Così Bruno Cacopardo, primario infettivologo dell’ospedale Garibaldi Nesima, a Catania, componente del Cts regionale, ha sintetizzato su Facebook la sua opinione sulla decisione del Governo nazionale di lasciare la Sicilia in arancione, mentre da domani gran parte dell’Italia sarà gialla.

Un mal di pancia, quello dello scienziato, confermato anche dalle sue dichiarazioni al Qds.it e che riguarda anche molti siciliani , pronti a chiedere a gran voce la riapertura completa delle attività economiche.

Ma il prof. Cacopardo motiva le sue scelte in maniera precisa e con dati scientificamente inoppugnabili.

“Si sta calcolando l’rt – ci spiega – su base quotidiana, invece di fare una media mensile. E questa, mi si consenta, è un’abberrazione. I criteri epidemiologici applicati secondo convenienza non li avevo mai visti. Non è un problema di positivi. Temo che stiamo pagando la poca fiducia del Governo nazionale sui numeri che giungono dalla Regione siciliana, forse a causa dei presunti dati falsi del Covid”.

Secondo Cacopardo “La Sicilia ha gestito bene l’epidemia, ha gestito bene le vaccinazioni in particolare in rapporto a certe regioni come la Lombardia, dove il disastro è stato sotto gli occhi di tutti”.

“E’ vero – sottolinea – che ultimamente abbiamo avuto una crescita di ricoveri, ma non c’è sovraffollamento. Nel mio reparto, per fortuna, ci sono molti letti vuoti. Ecco perché da domani dovremmo essere in zona gialla”.

Invece il Primario del Garibaldi stima che si rimarrà in arancione per due o tre settimane ancora, con ricadute pesanti soprattutto sull’economia turistica dell’Isola, fortemente penalizzata come dimostra la carenza di prenotazioni in alberghi e strutture ricettive.

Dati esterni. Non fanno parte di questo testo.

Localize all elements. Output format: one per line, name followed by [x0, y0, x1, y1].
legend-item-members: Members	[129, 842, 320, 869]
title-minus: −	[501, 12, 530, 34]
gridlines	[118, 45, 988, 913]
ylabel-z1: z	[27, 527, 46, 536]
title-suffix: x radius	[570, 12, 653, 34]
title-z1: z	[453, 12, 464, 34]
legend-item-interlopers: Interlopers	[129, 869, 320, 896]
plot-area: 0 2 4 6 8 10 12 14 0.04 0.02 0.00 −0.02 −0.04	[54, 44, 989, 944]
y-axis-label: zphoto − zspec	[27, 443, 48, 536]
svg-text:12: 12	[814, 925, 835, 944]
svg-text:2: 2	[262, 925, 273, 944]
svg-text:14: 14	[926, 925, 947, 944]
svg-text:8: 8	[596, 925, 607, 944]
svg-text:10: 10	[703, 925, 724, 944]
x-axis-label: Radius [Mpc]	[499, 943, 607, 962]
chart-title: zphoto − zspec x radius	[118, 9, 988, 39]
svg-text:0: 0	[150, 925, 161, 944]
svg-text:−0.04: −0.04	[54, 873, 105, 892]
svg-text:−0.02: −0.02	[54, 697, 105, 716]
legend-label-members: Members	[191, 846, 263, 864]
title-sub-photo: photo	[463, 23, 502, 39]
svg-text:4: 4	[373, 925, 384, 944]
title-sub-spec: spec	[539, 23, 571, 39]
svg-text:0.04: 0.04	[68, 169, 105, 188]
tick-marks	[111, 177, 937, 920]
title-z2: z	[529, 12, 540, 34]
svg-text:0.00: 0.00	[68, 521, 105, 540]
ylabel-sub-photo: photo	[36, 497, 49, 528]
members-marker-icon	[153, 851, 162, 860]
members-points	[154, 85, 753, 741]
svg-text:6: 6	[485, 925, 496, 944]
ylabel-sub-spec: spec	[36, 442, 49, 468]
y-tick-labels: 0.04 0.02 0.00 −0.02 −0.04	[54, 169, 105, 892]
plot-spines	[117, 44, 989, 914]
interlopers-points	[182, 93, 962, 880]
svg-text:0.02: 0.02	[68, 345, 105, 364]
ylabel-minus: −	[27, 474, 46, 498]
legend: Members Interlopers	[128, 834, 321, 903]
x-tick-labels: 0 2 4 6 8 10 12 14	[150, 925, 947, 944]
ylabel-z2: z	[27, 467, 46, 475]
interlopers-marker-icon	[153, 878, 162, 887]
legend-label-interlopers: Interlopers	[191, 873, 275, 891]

La riapertura escludendo le regioni meridionali ha fatto parecchio arrabbiare il prof. Cacopardo, che, sempre su Facebook, ha spiegato così quanto avvenuto a chi gli chiedeva chiarimenti.

“Le faccio un esempio: lei è una studentessa e sta attenta e buona per tre ore, mentre la classe è scatenata. La prof. fa una nota a tutta la classe lei inclusa. Arrivata alla quarta ora lei è stanca e inizia a smaniare sulla sedia mentre i compagni di classe si rilassano finalmente seduti e silenziosi. La prof. fa una nota solo a lei. Cosi lei che è stata brava per tre ore ha due note e i monelli che sono stati bravi pochi minuti hanno una sola nota”.

In un altro post il prof. Cacopardo aveva sottolineato: “La riapertura delle attività nel Paese con l’esclusione della Sicilia e della Calabria, che restano mestamente arancioni (questa cosa dei colori poi… scientificamente è un cartone animato di Hannah e Barbera più che una seria misura di contenimento) rappresenta una aberrazione epidemiologica”.

Lo scienziato parlava di decisioni prese “sulla base di parametri che fluttuano giornalmente come yo-yo impazziti e che forniscono informazioni prognostiche veritiere quanto la leggenda delll’Unicorno pezzato”.

“Se non fossi convinto – aveva concluso – che si tratta di una scelta strategica degna del miglior Kasparov (celebre campione russo di scacchi, ndr), ne invocherei una tempestiva correzione”.